Part 4: Continuous Deployment

12 Jun 2019

Fourth part in the series about Azure Functions in TypeScript. In this part the continuous integration pipeline is extended into a continuous deployment pipeline, where code pushed to GitHub is it automatically deployed to Azure. Until now the code has only been running locally, and this is somewhat ironic since we are halfway into a series about cloud computing. We will remedy this now.

The code after this fourth part.

We could log in to the Azure Portal, create the necessary resources, and upload the code manually, but instead we will deploy by scripting the process so that we get infrastructure as code where everything is checked into our source tree.

Azure’s Asset Resource Management templates are tricky at first, but once you have used a development setup with automated deployment, I guarantee that you will not want to go back to manual deployments. If you want to know more about all the benefits, the great Martin Fowler has a series about continuous integration where he explains all the benefits.

You need an account on Azure. You can create one for free on portal.azure.com. If you’re new to Azure I recommend that you try some of the manual tutorial out there to get a feel for how the portal works.

Branch Environments

Each branch in our source code has an associated unique environment on Azure. New environments are automatically spawned when new branches are created. With such a setup there is are no specific development, test or staging environments. Instead, each branch environment takes each of these role corresponding to the state of the task. So while you’re developing the task it’s a dev environment, when the tests run it’s a test environment, and when the task is tested manually it’s a staging environment.

The production environment is simply the one associated with the master branch. Well, almost. In real world applications, the production environment probably has more resources and nicer URLs than the branch environments, and that leads to also having a test environment that mimics the production setup. But in this tutorial we have the luxury of keeping all environments identical, thus simplifying the infrastructure code and fully respecting dev/prod parity.

Example:

  • Brach name: master.
  • Azure resource group name: azure-functions-typescript-master.
  • Endpoint address for the Greet function: https://aft-master-functions.azurewebsites.net/api/greet/.
Azure resources as shown on the Azure Portal
Azure resources as shown on the Azure Portal.

Continuous Deployment Pipeline

  1. The step Create or update Azure resources in config.yml calls create-azure-resources.sh with the branch name as a parameter.
  2. create-azure-resources.sh uses the Azure Command-Line Interface (the az command) to create a resource group and then the resources inside the group. The resources are described in azure-resources.json.
  3. The step Publish code to Azure in config.yml calls publish-to-azure.sh with the branch name as a parameter.
  4. publish-to-azure.sh uses the Azure CLI to copy the compiled JavaScript to Azure.

Naming Azure Resources

As you can tell just from the length of the official Naming conventions for Azure resources, naming resources in Azure is surprising difficult.

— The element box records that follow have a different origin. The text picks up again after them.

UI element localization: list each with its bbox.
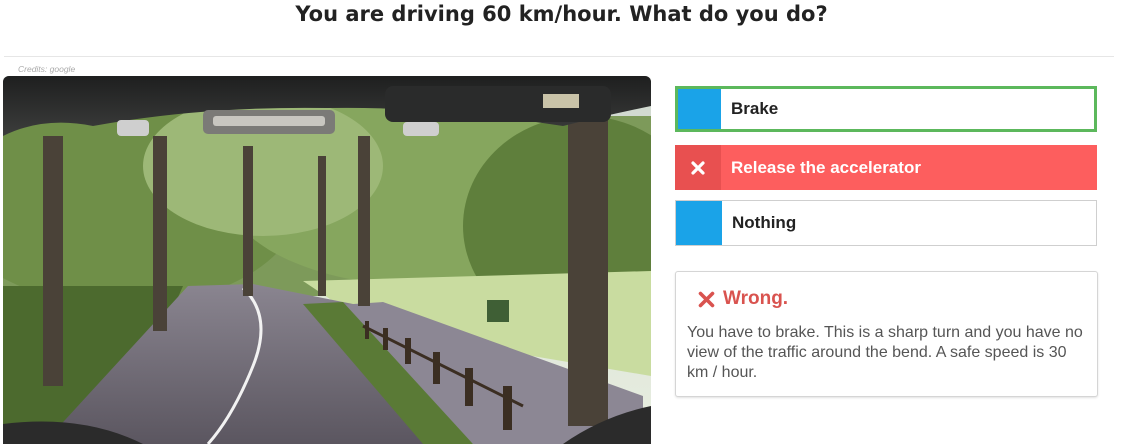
feedback-text: You have to brake. This is a sharp turn … [687,324,1083,381]
option-label: Nothing [732,213,797,232]
divider [4,56,1114,57]
option-label: Brake [731,99,779,118]
option-brake[interactable]: Brake [675,86,1097,132]
question-title: You are driving 60 km/hour. What do you … [295,2,828,26]
option-marker [676,201,722,245]
option-release-accelerator[interactable]: Release the accelerator [675,145,1097,190]
feedback-panel: Wrong. You have to brake. This is a shar… [675,271,1098,397]
image-credits: Credits: google [18,64,76,74]
option-label: Release the accelerator [731,157,921,177]
option-marker [675,145,721,190]
driving-scene-image [3,76,651,444]
road-illustration [3,76,651,444]
close-icon [698,291,715,307]
feedback-title: Wrong. [723,288,789,309]
option-marker [678,89,721,129]
close-icon [691,160,705,175]
feedback-header: Wrong. [698,288,788,310]
option-nothing[interactable]: Nothing [675,200,1097,246]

Here are the main restrictions:

  • Resource names have to be globally unique. Yes, that’s across all users of Azure, not just your own/your company’s!
  • There are different restrictions depending on the type of the resource.
  • Some resources have very restrictive naming rules. Storage accounts names are probably the worst. They can only be 24 characters long and cannot contain any punctuation.

Hash in Resource Name

We can use uniqueString() to generates a unique string, making sure that we don’t have a name clash with someone else, and at 13 characters it’s short enough to fit into the storage account name.

"[concat('aft', uniqueString(resourceGroup().id), 'sa')]"
becomes aftjmjv7xd3kilis-appsa.

Branch name in Resource Name

The function apps resource uses the branch name as part of the resource:

[concat('aft-', skip(resourceGroup().name, length('azure-functions-typescript-')), '-functions')]
becomes aft-master-functions.

Using the branch name as part of the function app name puts some restrictions on the branch names:

  • Only lower cased US letters and hyphens.
  • Maximum length of 47 characters.*
  • Don’t start or end with a hyphen, and don’t use consecutive hyphens.

*) Max_function_app_length - (length(atf-) + length(-function))
= 60 - (4 + 9)
= 47.

A test should verify 1) that a branch name adhere to these rules, and 2) that it doesn’t clash with the name of another branch before the resources are published. This has not been done.

Installing Azure CLI in CircleCI and Giving CircleCI Access to Azure

It’s quite complicated to install the Azure CLI on CircleCI, but fortunately the Azure CLI orb handles that. The orb uses the two parameters AZURE_PASSWORD and AZURE_USERNAME when signing in to Azure, so add them as environment variables in CircleCI.

Environment variables defined in CircleCI
Define AZURE_USERNAME and AZURE_PASSWORD as environment variables in CircleCI.

Cleaning Up is Missing

A complete solution should of course also clean up after itself and delete the branch environments when a branch is delete. CircleCI does unfortunately not support executing a job when a branch is deleted, so a more complicated solution would have to built. Other CI systems like GitLab’s integrated CI/CD supports triggering jobs when branches are deleted, so hopefully CircleCI will add this feature too.